Caso Henry

Brasília CPI pede representação no CNJ contra juíza do caso Henry

CPI pede representação no CNJ contra juíza do caso Henry

Magistrada chamou CPI de 'circo' durante oitivas de julgamento, enquanto interrompia discussão. Senadores pediram providências

  • Brasília | Sarah Teófilo, do R7, em Brasília

Senadores Randolfe Rodrigues (Rede-AP), Omar Aziz (PSD-AM) e Renan Calheiros (MDB-AL)

Senadores Randolfe Rodrigues (Rede-AP), Omar Aziz (PSD-AM) e Renan Calheiros (MDB-AL)

Jefferson Rudy/Agência Senado - 26.08.2021

A Comissão Parlamentar de Inquérito (CPI) da Covid-19 quer que os órgãos responsáveis avaliem o caso da juíza que afirmou durante uma sessão: "Aqui não é CPI. Aqui a gente está para ouvir a testemunha. Isso aqui não vai virar circo". O presidente da CPI, Omar Aziz (PSD-AM), solicitou que a mesa peça informações à Corregedoria do Tribunal de Justiça do Rio de Janeiro e que a Advocacia-Geral do Senado entre com uma representação no Conselho Nacional de Justiça contra a magistrada Elizabeth Machado Louro. Ela está no caso do menino de 4 anos Henry Borel, morto em março deste ano. Os acusados do homicídio são a mãe do menino, Monique Medeiros, e o ex-vereador Jairinho, do Rio de Janeiro.

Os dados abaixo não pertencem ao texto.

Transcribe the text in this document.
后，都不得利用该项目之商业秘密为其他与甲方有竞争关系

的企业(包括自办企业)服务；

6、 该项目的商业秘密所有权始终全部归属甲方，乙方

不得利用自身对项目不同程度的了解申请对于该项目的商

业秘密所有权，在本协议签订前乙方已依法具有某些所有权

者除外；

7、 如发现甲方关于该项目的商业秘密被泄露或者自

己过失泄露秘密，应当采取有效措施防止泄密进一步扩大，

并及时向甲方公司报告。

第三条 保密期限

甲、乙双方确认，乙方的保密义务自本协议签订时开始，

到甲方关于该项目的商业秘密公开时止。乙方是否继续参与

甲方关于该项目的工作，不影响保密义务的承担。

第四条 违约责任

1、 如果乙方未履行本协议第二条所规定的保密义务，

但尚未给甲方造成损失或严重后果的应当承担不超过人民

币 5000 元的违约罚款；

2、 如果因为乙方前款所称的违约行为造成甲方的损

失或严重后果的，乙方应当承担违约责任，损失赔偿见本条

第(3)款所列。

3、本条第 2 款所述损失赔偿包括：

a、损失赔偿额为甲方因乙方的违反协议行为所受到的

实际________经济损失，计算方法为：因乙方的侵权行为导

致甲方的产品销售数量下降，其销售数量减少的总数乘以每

"Qualquer pessoa do povo tem a liberdade de opinião, de expressão, de se manifestar como quiser em relação às suas lideranças políticas, em relação aos seus governantes, em relação aos seus magistrados, em relação a quem quer que seja. Uma magistrada no exercício da magistratura, presidindo um julgamento, não pode. Isso fere frontalmente a Lei Orgânica da Magistratura", afirmou o vice-presidente da CPI, Randolfe Rodrigues.

O relator Renan Calheiros (MDB-AL) também criticou a manifestação da magistrada. "Acho que é deplorável que uma juíza se esconda por trás de uma toga exatamente para ofender esta Comissão Parlamentar de Inquérito, que, contra todo tipo de ameaça e provocação, levou adiante o seu propósito de investigar o enfrentamento da pandemia no Brasil, de passar a limpo essa questão, objetivando preservar vidas e enfrentar esse negacionismo."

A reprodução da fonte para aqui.